Sob determinado prisma foi bom assim, existe uma certa paz das coisas que se conservam, há até uma certa alegria naquilo que não se muda. Talvez seja gostoso lembrarmos um do outro em nossos momentos de ingenuidade, em que trocávamos sorrisos, olhares e silêncios, como duas crianças que se amam. Posso até imaginar uma música pairando no ar, um céu azul onde pássaros revoam no espaço, um bosque onde plantas, flores e fadas, tornam possível um passeio de mãos dadas sob o sol. Posso imaginar até o que não se deu, o irreal, mas isto me põe quase em desespero.

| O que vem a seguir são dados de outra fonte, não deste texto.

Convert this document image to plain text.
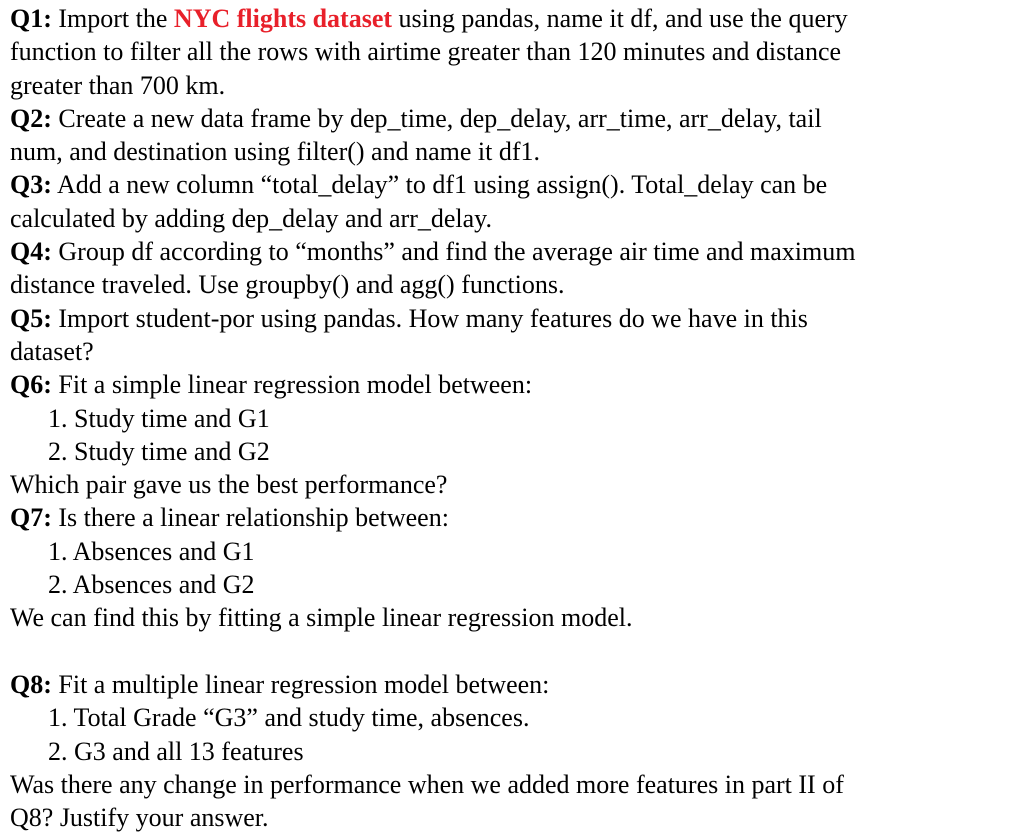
Q1: Import the NYC flights dataset using pandas, name it df, and use the query
function to filter all the rows with airtime greater than 120 minutes and distance
greater than 700 km.
Q2: Create a new data frame by dep_time, dep_delay, arr_time, arr_delay, tail
num, and destination using filter() and name it df1.
Q3: Add a new column “total_delay” to df1 using assign(). Total_delay can be
calculated by adding dep_delay and arr_delay.
Q4: Group df according to “months” and find the average air time and maximum
distance traveled. Use groupby() and agg() functions.
Q5: Import student-por using pandas. How many features do we have in this
dataset?
Q6: Fit a simple linear regression model between:
1. Study time and G1
2. Study time and G2
Which pair gave us the best performance?
Q7: Is there a linear relationship between:
1. Absences and G1
2. Absences and G2
We can find this by fitting a simple linear regression model.
Q8: Fit a multiple linear regression model between:
1. Total Grade “G3” and study time, absences.
2. G3 and all 13 features
Was there any change in performance when we added more features in part II of
Q8? Justify your answer.
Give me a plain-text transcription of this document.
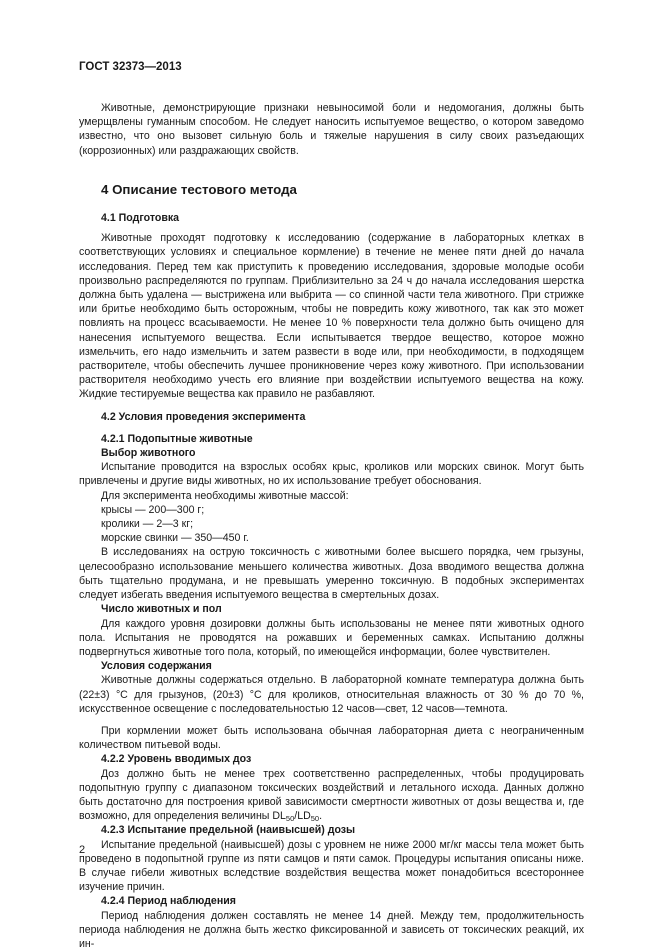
ГОСТ 32373—2013

Животные, демонстрирующие признаки невыносимой боли и недомогания, должны быть умерщвлены гуманным способом. Не следует наносить испытуемое вещество, о котором заведомо известно, что оно вызовет сильную боль и тяжелые нарушения в силу своих разъедающих (коррозионных) или раздражающих свойств.

4 Описание тестового метода
4.1 Подготовка

Животные проходят подготовку к исследованию (содержание в лабораторных клетках в соответствующих условиях и специальное кормление) в течение не менее пяти дней до начала исследования. Перед тем как приступить к проведению исследования, здоровые молодые особи произвольно распределяются по группам. Приблизительно за 24 ч до начала исследования шерстка должна быть удалена — выстрижена или выбрита — со спинной части тела животного. При стрижке или бритье необходимо быть осторожным, чтобы не повредить кожу животного, так как это может повлиять на процесс всасываемости. Не менее 10 % поверхности тела должно быть очищено для нанесения испытуемого вещества. Если испытывается твердое вещество, которое можно измельчить, его надо измельчить и затем развести в воде или, при необходимости, в подходящем растворителе, чтобы обеспечить лучшее проникновение через кожу животного. При использовании растворителя необходимо учесть его влияние при воздействии испытуемого вещества на кожу. Жидкие тестируемые вещества как правило не разбавляют.

4.2 Условия проведения эксперимента
4.2.1 Подопытные животные
Выбор животного

Испытание проводится на взрослых особях крыс, кроликов или морских свинок. Могут быть привлечены и другие виды животных, но их использование требует обоснования.

Для эксперимента необходимы животные массой:

крысы — 200—300 г;

кролики — 2—3 кг;

морские свинки — 350—450 г.

В исследованиях на острую токсичность с животными более высшего порядка, чем грызуны, целесообразно использование меньшего количества животных. Доза вводимого вещества должна быть тщательно продумана, и не превышать умеренно токсичную. В подобных экспериментах следует избегать введения испытуемого вещества в смертельных дозах.

Число животных и пол

Для каждого уровня дозировки должны быть использованы не менее пяти животных одного пола. Испытания не проводятся на рожавших и беременных самках. Испытанию должны подвергнуться животные того пола, который, по имеющейся информации, более чувствителен.

Условия содержания

Животные должны содержаться отдельно. В лабораторной комнате температура должна быть (22±3) °С для грызунов, (20±3) °С для кроликов, относительная влажность от 30 % до 70 %, искусственное освещение с последовательностью 12 часов—свет, 12 часов—темнота.

При кормлении может быть использована обычная лабораторная диета с неограниченным количеством питьевой воды.

4.2.2 Уровень вводимых доз

Доз должно быть не менее трех соответственно распределенных, чтобы продуцировать подопытную группу с диапазоном токсических воздействий и летального исхода. Данных должно быть достаточно для построения кривой зависимости смертности животных от дозы вещества и, где возможно, для определения величины $DL_{50}/LD_{50}$.

4.2.3 Испытание предельной (наивысшей) дозы

Испытание предельной (наивысшей) дозы с уровнем не ниже 2000 мг/кг массы тела может быть проведено в подопытной группе из пяти самцов и пяти самок. Процедуры испытания описаны ниже. В случае гибели животных вследствие воздействия вещества может понадобиться всестороннее изучение причин.

4.2.4 Период наблюдения

Период наблюдения должен составлять не менее 14 дней. Между тем, продолжительность периода наблюдения не должна быть жестко фиксированной и зависеть от токсических реакций, их ин-

2
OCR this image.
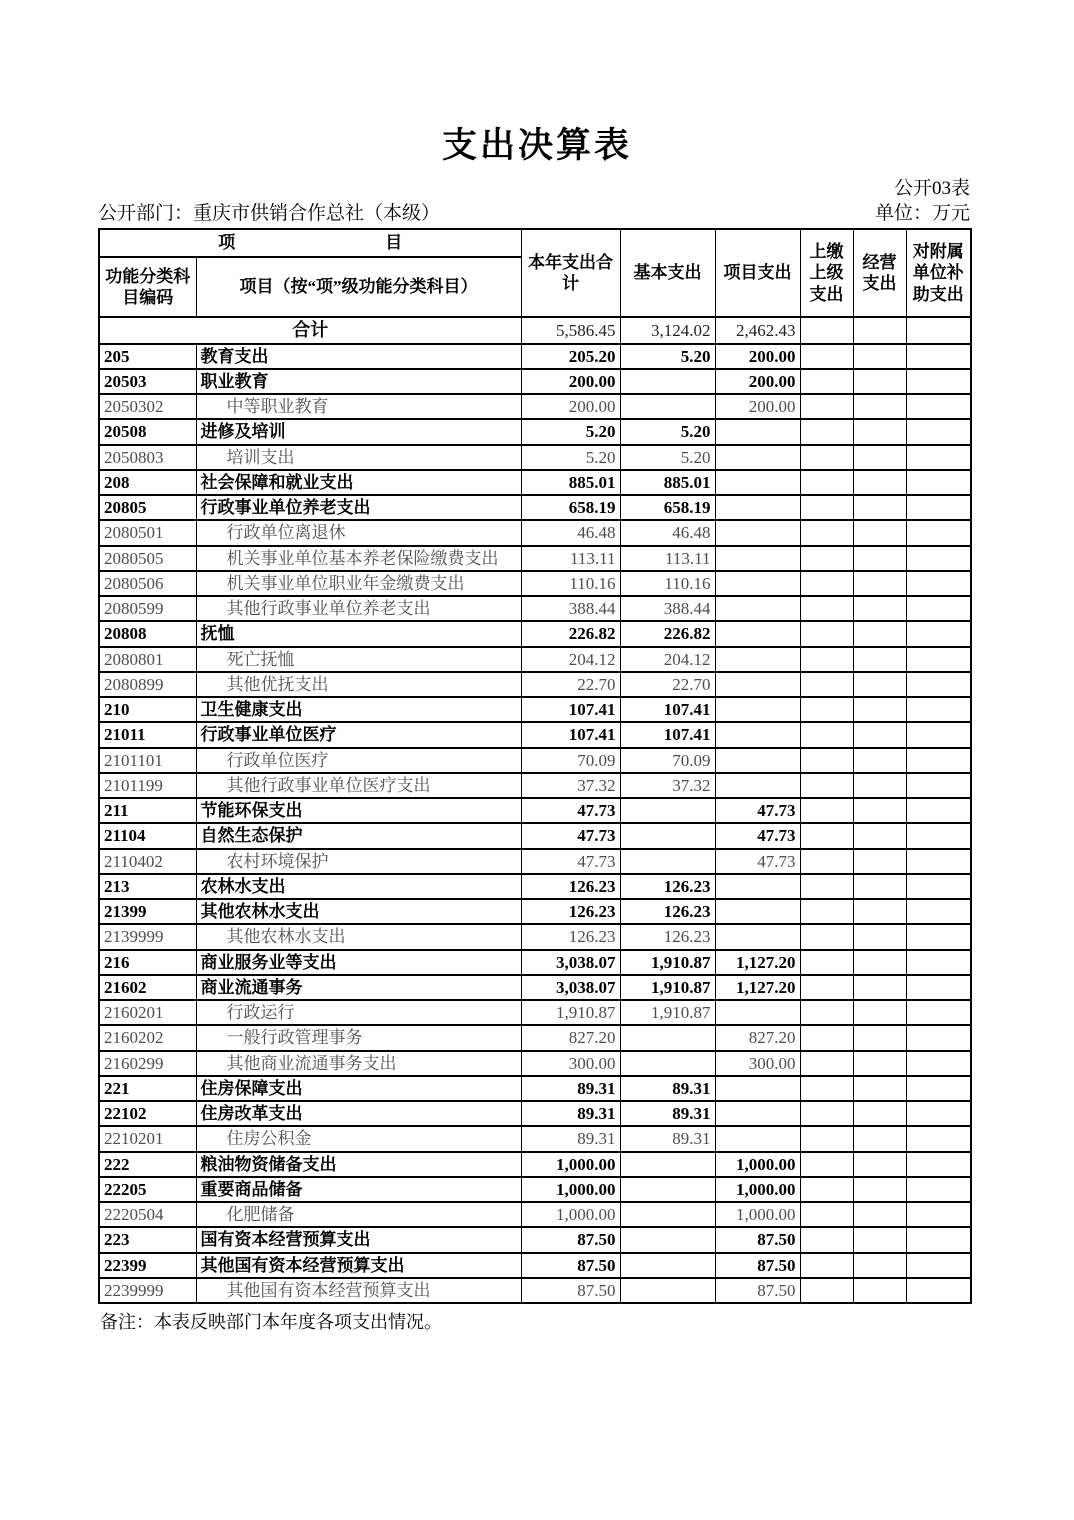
支出决算表
公开03表
公开部门：重庆市供销合作总社（本级）	单位：万元
项 目		本年支出合计	基本支出	项目支出	上缴上级支出	经营支出	对附属单位补助支出
功能分类科目编码	项目（按“项”级功能分类科目）						
合计		5,586.45	3,124.02	2,462.43			
205	教育支出	205.20	5.20	200.00			
20503	职业教育	200.00		200.00			
2050302	中等职业教育	200.00		200.00			
20508	进修及培训	5.20	5.20				
2050803	培训支出	5.20	5.20				
208	社会保障和就业支出	885.01	885.01				
20805	行政事业单位养老支出	658.19	658.19				
2080501	行政单位离退休	46.48	46.48				
2080505	机关事业单位基本养老保险缴费支出	113.11	113.11				
2080506	机关事业单位职业年金缴费支出	110.16	110.16				
2080599	其他行政事业单位养老支出	388.44	388.44				
20808	抚恤	226.82	226.82				
2080801	死亡抚恤	204.12	204.12				
2080899	其他优抚支出	22.70	22.70				
210	卫生健康支出	107.41	107.41				
21011	行政事业单位医疗	107.41	107.41				
2101101	行政单位医疗	70.09	70.09				
2101199	其他行政事业单位医疗支出	37.32	37.32				
211	节能环保支出	47.73		47.73			
21104	自然生态保护	47.73		47.73			
2110402	农村环境保护	47.73		47.73			
213	农林水支出	126.23	126.23				
21399	其他农林水支出	126.23	126.23				
2139999	其他农林水支出	126.23	126.23				
216	商业服务业等支出	3,038.07	1,910.87	1,127.20			
21602	商业流通事务	3,038.07	1,910.87	1,127.20			
2160201	行政运行	1,910.87	1,910.87				
2160202	一般行政管理事务	827.20		827.20			
2160299	其他商业流通事务支出	300.00		300.00			
221	住房保障支出	89.31	89.31				
22102	住房改革支出	89.31	89.31				
2210201	住房公积金	89.31	89.31				
222	粮油物资储备支出	1,000.00		1,000.00			
22205	重要商品储备	1,000.00		1,000.00			
2220504	化肥储备	1,000.00		1,000.00			
223	国有资本经营预算支出	87.50		87.50			
22399	其他国有资本经营预算支出	87.50		87.50			
2239999	其他国有资本经营预算支出	87.50		87.50			
备注：本表反映部门本年度各项支出情况。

Prefiro o caos à ordem preestabelecida. Prefiro a instabilidade mutante à fixidez imutável daquilo que é eterno, porque eu nasci para o inconformismo e a revolta. Trago dentro de mim o sinal dos malditos: a inquietude. E, ao mesmo tempo, carrego na alma a benção dos escolhidos: a ausência de pressa e a certeza dos fins. Mas a certeza dos fins não me afasta a dúvida dos meios, e não me isenta daqueles momentos de desamparo. Mesmo neles não me desespero, porque desaprendi de esperar.
Penso que tu alimentaste minha revolta e minha inquietude justamente por teu conformismo e acomodação. Busquei-te em outras pessoas e encontrei outras pessoas, te perdendo mais uma vez. Isto é o que não deveria existir: a sensação de perda e o distanciamento, o que me parece irreversível…
Um dia, quando eu quase não mais lembrar teu nome, e ficar fazendo um esforço para recordar teu rosto, tentando te referenciar aos meus passados dias, dar-me-ei conta que alguém se perdeu de mim na minha memória, definitivamente. E neste futuro que antevejo, tu serás apenas uma sombra anônima querendo se fazer presente, querendo reivindicar um nome, um momento, um pensamento, mas sem forças para subsistir sob a luz de um sol forte, iluminando uma velhice cedendo seu lugar aos jovens, cheios de revolta. Enquanto eu, já quieto, em paz e sem memória, irei abraçando a morte.
Teu ex-amor
Não lembro se ela me respondeu, muito menos qual resposta. Mas aos poucos compreendi que o passado precisava ser resgatado dentro de mim e não fora. A análise me trouxe à tona o fato de que, dentro das quatro paredes do quarto, eu tinha problemas sexuais e afetivos. Eu não era ruim de cama, mas sim de coração, tinha medo de ser rejeitado e por isto não me entregava, não me submetia. Era capaz de trepar com competência de um grande amante, mas no fundo era tudo acrobacia sexual, faltava alma. Eu era no ato como um animal assustado, incapaz de sair de si e ficar com o outro. De modo sutil estava longe e bloqueava o fluxo de energia recíproca. Como compensação desta falha me tornava promíscuo. A minha busca insana de amor equivalia à tentativa de encher de água um balde sem fundo. Por mais que encontrasse quem me amasse, padeceria de sede e insatisfeito, pois minha carência só poderia ser preenchida com meu próprio amor. Eu era alguém carente de amar e não de ser amado, precisava urgentemente aprender a me doar, a me entregar incondicionalmente. Tinha uma ânsia de sentir novas emoções e sentimentos, de modo a me destruir cotidianamente: eu era de fato um suicida que optara por se matar em doses homeopáticas, qual masoquista que escolhesse o método de morte que lhe trouxesse o maior e o mais extenso sofrimento.